Le mois de septembre 1997 a été marqué par une
nouvelle offensive d’Extrapole avec une baisse de 8 % de son prix moyen,
tandis que celui de la FNAC augmentait de 1,4 %. Extrapole a augmenté,
ainsi, ses ventes en volume de 18,3 % ; les ventes de la FNAC progressent
dans les mêmes proportions (+ 18,5 %). Dans les mois qui suivent,
le prix moyen de chacun des deux magasins a augmenté régulièrement
: + 5 % en octobre, + 4 % en novembre, + 9 % en décembre pour la
FNAC, + 2,3 % en octobre, + 5 % en novembre, + 10,5 % en décembre
pour Extrapole.
3. L’évolution comparée de
l’activité des deux magasins
La lecture du tableau des chiffres d’affaires mensuels respectifs de
la FNAC Italiens et d’Extrapole Montmartre, entre juillet 1996 et décembre
1997, permet de constater que l’évolution de l’activité d’Extrapole
a été plus favorable que celle de la FNAC. En premier lieu,
si l’on examine la variation en pourcentage par rapport au mois précédent,
sur seize mois, Extrapole a connu une évolution plus favorable de
son chiffre d’affaires à dix reprises, notamment pendant les périodes
des plus fortes ventes en fin d’année. En juin 1997, Extrapole a
subi une baisse de 8,2 %, légèrement supérieure à
celle de la FNAC (- 5,7 %), mais immédiatement corrigée par
une hausse en juillet de 6,2 %, alors que, dans le même temps, la
FNAC enregistrait une nouvelle baisse de 7,8 %.

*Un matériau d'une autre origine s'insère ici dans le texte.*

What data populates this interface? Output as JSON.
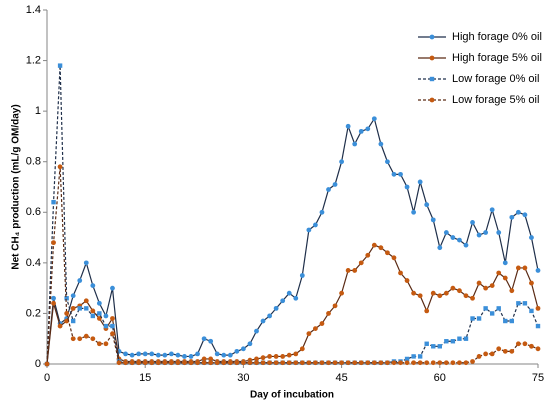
{
  "chart_data": {
    "type": "line",
    "y_label": "Net CH₄ production (mL/g OM/day)",
    "x_label": "Day of incubation",
    "x": [
      0,
      1,
      2,
      3,
      4,
      5,
      6,
      7,
      8,
      9,
      10,
      11,
      12,
      13,
      14,
      15,
      16,
      17,
      18,
      19,
      20,
      21,
      22,
      23,
      24,
      25,
      26,
      27,
      28,
      29,
      30,
      31,
      32,
      33,
      34,
      35,
      36,
      37,
      38,
      39,
      40,
      41,
      42,
      43,
      44,
      45,
      46,
      47,
      48,
      49,
      50,
      51,
      52,
      53,
      54,
      55,
      56,
      57,
      58,
      59,
      60,
      61,
      62,
      63,
      64,
      65,
      66,
      67,
      68,
      69,
      70,
      71,
      72,
      73,
      74,
      75
    ],
    "xlim": [
      0,
      75
    ],
    "xticks": [
      0,
      15,
      30,
      45,
      60,
      75
    ],
    "ylim": [
      0,
      1.4
    ],
    "yticks": [
      0,
      0.2,
      0.4,
      0.6,
      0.8,
      1,
      1.2,
      1.4
    ],
    "grid": false,
    "legend": "top-right",
    "series": [
      {
        "name": "High forage 0% oil",
        "color": "#1f2f4a",
        "marker_color": "#3b8fd9",
        "marker": "circle",
        "dashed": false,
        "values": [
          0,
          0.26,
          0.16,
          0.18,
          0.27,
          0.33,
          0.4,
          0.31,
          0.24,
          0.19,
          0.3,
          0.05,
          0.04,
          0.035,
          0.04,
          0.04,
          0.04,
          0.035,
          0.035,
          0.04,
          0.035,
          0.03,
          0.03,
          0.04,
          0.1,
          0.09,
          0.04,
          0.035,
          0.035,
          0.05,
          0.06,
          0.08,
          0.13,
          0.17,
          0.19,
          0.22,
          0.25,
          0.28,
          0.26,
          0.35,
          0.53,
          0.55,
          0.6,
          0.69,
          0.71,
          0.8,
          0.94,
          0.87,
          0.92,
          0.93,
          0.97,
          0.87,
          0.8,
          0.75,
          0.75,
          0.7,
          0.6,
          0.72,
          0.63,
          0.57,
          0.46,
          0.52,
          0.5,
          0.49,
          0.47,
          0.56,
          0.51,
          0.52,
          0.61,
          0.52,
          0.4,
          0.58,
          0.6,
          0.59,
          0.5,
          0.37
        ]
      },
      {
        "name": "High forage 5% oil",
        "color": "#5a2a14",
        "marker_color": "#c55a11",
        "marker": "circle",
        "dashed": false,
        "values": [
          0,
          0.24,
          0.15,
          0.17,
          0.22,
          0.23,
          0.25,
          0.21,
          0.18,
          0.14,
          0.18,
          0.02,
          0.01,
          0.01,
          0.01,
          0.01,
          0.01,
          0.01,
          0.01,
          0.01,
          0.01,
          0.01,
          0.01,
          0.01,
          0.02,
          0.02,
          0.01,
          0.01,
          0.01,
          0.01,
          0.01,
          0.015,
          0.02,
          0.025,
          0.03,
          0.03,
          0.03,
          0.035,
          0.04,
          0.06,
          0.12,
          0.14,
          0.16,
          0.2,
          0.23,
          0.28,
          0.37,
          0.37,
          0.4,
          0.43,
          0.47,
          0.46,
          0.44,
          0.42,
          0.36,
          0.33,
          0.28,
          0.27,
          0.21,
          0.28,
          0.27,
          0.28,
          0.3,
          0.29,
          0.27,
          0.26,
          0.32,
          0.3,
          0.31,
          0.36,
          0.34,
          0.29,
          0.38,
          0.38,
          0.32,
          0.22
        ]
      },
      {
        "name": "Low forage 0% oil",
        "color": "#1f2f4a",
        "marker_color": "#3b8fd9",
        "marker": "square",
        "dashed": true,
        "values": [
          0,
          0.64,
          1.18,
          0.26,
          0.17,
          0.22,
          0.22,
          0.19,
          0.2,
          0.15,
          0.15,
          0.01,
          0.005,
          0.005,
          0.005,
          0.005,
          0.005,
          0.005,
          0.005,
          0.005,
          0.005,
          0.005,
          0.005,
          0.005,
          0.005,
          0.005,
          0.005,
          0.005,
          0.005,
          0.005,
          0.005,
          0.005,
          0.005,
          0.005,
          0.005,
          0.005,
          0.005,
          0.005,
          0.005,
          0.005,
          0.005,
          0.005,
          0.005,
          0.005,
          0.005,
          0.005,
          0.005,
          0.005,
          0.005,
          0.005,
          0.005,
          0.005,
          0.005,
          0.01,
          0.01,
          0.02,
          0.03,
          0.03,
          0.08,
          0.07,
          0.07,
          0.09,
          0.09,
          0.1,
          0.1,
          0.18,
          0.18,
          0.22,
          0.2,
          0.22,
          0.17,
          0.17,
          0.24,
          0.24,
          0.21,
          0.15
        ]
      },
      {
        "name": "Low forage 5% oil",
        "color": "#5a2a14",
        "marker_color": "#c55a11",
        "marker": "circle",
        "dashed": true,
        "values": [
          0,
          0.48,
          0.78,
          0.2,
          0.1,
          0.1,
          0.11,
          0.1,
          0.08,
          0.08,
          0.12,
          0.005,
          0.005,
          0.005,
          0.005,
          0.005,
          0.005,
          0.005,
          0.005,
          0.005,
          0.005,
          0.005,
          0.005,
          0.005,
          0.005,
          0.005,
          0.005,
          0.005,
          0.005,
          0.005,
          0.005,
          0.005,
          0.005,
          0.005,
          0.005,
          0.005,
          0.005,
          0.005,
          0.005,
          0.005,
          0.005,
          0.005,
          0.005,
          0.005,
          0.005,
          0.005,
          0.005,
          0.005,
          0.005,
          0.005,
          0.005,
          0.005,
          0.005,
          0.005,
          0.005,
          0.005,
          0.005,
          0.005,
          0.005,
          0.005,
          0.005,
          0.005,
          0.005,
          0.005,
          0.005,
          0.01,
          0.03,
          0.04,
          0.04,
          0.06,
          0.05,
          0.05,
          0.08,
          0.08,
          0.07,
          0.06
        ]
      }
    ]
  }
}
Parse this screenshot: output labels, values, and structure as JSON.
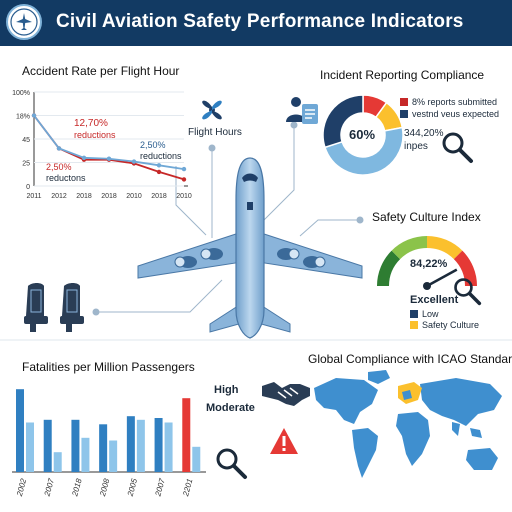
{
  "header": {
    "title": "Civil Aviation Safety Performance Indicators",
    "logo_icon": "airplane-emblem-icon"
  },
  "accident_rate": {
    "title": "Accident Rate per Flight Hour",
    "annotations": {
      "a1_value": "12,70%",
      "a1_label": "reductions",
      "a2_value": "2,50%",
      "a2_label": "reductions",
      "a3_value": "2,50%",
      "a3_label": "reductons"
    }
  },
  "flight_hours": {
    "label": "Flight Hours",
    "icon": "propeller-icon"
  },
  "incident": {
    "title": "Incident Reporting Compliance",
    "center_label": "60%",
    "legend_1": "8% reports submitted",
    "legend_2": "vestnd veus expected",
    "stat_value": "344,20%",
    "stat_label": "inpes",
    "icon_left": "people-reporting-icon",
    "icon_search": "magnifier-icon"
  },
  "safety_culture": {
    "title": "Safety Culture Index",
    "gauge_value": "84,22%",
    "gauge_label": "Excellent",
    "legend_low": "Low",
    "legend_culture": "Safety Culture",
    "icon_search": "magnifier-icon"
  },
  "seats": {
    "icon": "aircraft-seats-icon"
  },
  "fatalities": {
    "title": "Fatalities per Million Passengers",
    "label_high": "High",
    "label_moderate": "Moderate",
    "icon_search": "magnifier-icon"
  },
  "compliance": {
    "title": "Global Compliance with ICAO Standards",
    "icon_handshake": "handshake-icon",
    "icon_warning": "warning-icon"
  },
  "chart_data": [
    {
      "type": "line",
      "title": "Accident Rate per Flight Hour",
      "x": [
        "2011",
        "2012",
        "2018",
        "2018",
        "2010",
        "2018",
        "2010"
      ],
      "y_ticks": [
        "100%",
        "18%",
        "45",
        "25",
        "0"
      ],
      "series": [
        {
          "color": "#c62828",
          "values": [
            75,
            40,
            28,
            28,
            24,
            15,
            7
          ]
        },
        {
          "color": "#6fa8d6",
          "values": [
            75,
            40,
            30,
            29,
            26,
            22,
            18
          ]
        }
      ],
      "ylim": [
        0,
        100
      ],
      "grid": true
    },
    {
      "type": "pie",
      "title": "Incident Reporting Compliance",
      "slices": [
        {
          "value": 10,
          "color": "#e53935"
        },
        {
          "value": 12,
          "color": "#fbc02d"
        },
        {
          "value": 48,
          "color": "#7fb8e0"
        },
        {
          "value": 30,
          "color": "#1f3f68"
        }
      ]
    },
    {
      "type": "bar",
      "title": "Fatalities per Million Passengers",
      "categories": [
        "2002",
        "2007",
        "2018",
        "2008",
        "2005",
        "2007",
        "2201"
      ],
      "series": [
        {
          "color": "#2f7fc1",
          "values": [
            92,
            58,
            58,
            53,
            62,
            60,
            82
          ]
        },
        {
          "color": "#8ec5ea",
          "values": [
            55,
            22,
            38,
            35,
            58,
            55,
            28
          ]
        }
      ],
      "highlight": {
        "index": 6,
        "color": "#e53935"
      },
      "ylim": [
        0,
        100
      ]
    }
  ]
}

En second lieu, la comparaison par rapport au même mois de l’année
précédente fait apparaître que la FNAC Italiens a enregistré
une baisse constante et sensible de ses ventes en 1997 par rapport à
1996, notamment en juin où la baisse est la plus forte, soit - 24,3
%, après celle de mars qui a été de - 34,8 %. A l’inverse,
Extrapole a connu une évolution positive entre juillet et octobre
et la baisse enregistrée en novembre et décembre est nettement
inférieure à celle de la FNAC, soit en cumul - 7,8 % contre
28,5 %.
4. Les données relatives aux coûts
Le magasin FNAC Italiens dispose d’une comptabilité analytique
mensuelle de l’activité de chacun de ses départements qui
permet de calculer une marge commerciale par différence entre le
chiffre d’affaires et le coût des achats. Outre le taux de marge,
chaque magasin appartenant à la FNAC, pour définir sa politique
tarifaire en matière de disques, est guidé par un taux de
contribution brute qui est déterminé en ajoutant à
la marge commerciale les coûts directs de personnel. Le directeur
de la FNAC Italiens a ainsi précisé que sa responsabilité
s’arrêtait à la ligne " frais de personnel ".
Une étude, menée en 1997 par le cabinet Arthur Andersen
pour la FNAC, a identifié comme coûts variables les frais
d’étiquetage, l’escompte accordé par les fournisseurs de
disques et le coût des achats consommés, ce dernier poste
représentant 99,7 % du total des coûts variables. Les coûts
fixes sont constitués du loyer et des charges locatives, de l’amortissement
du matériel, du mobilier et des agencements, des frais de siège,
qui évoluent indépendamment de l’activité du magasin.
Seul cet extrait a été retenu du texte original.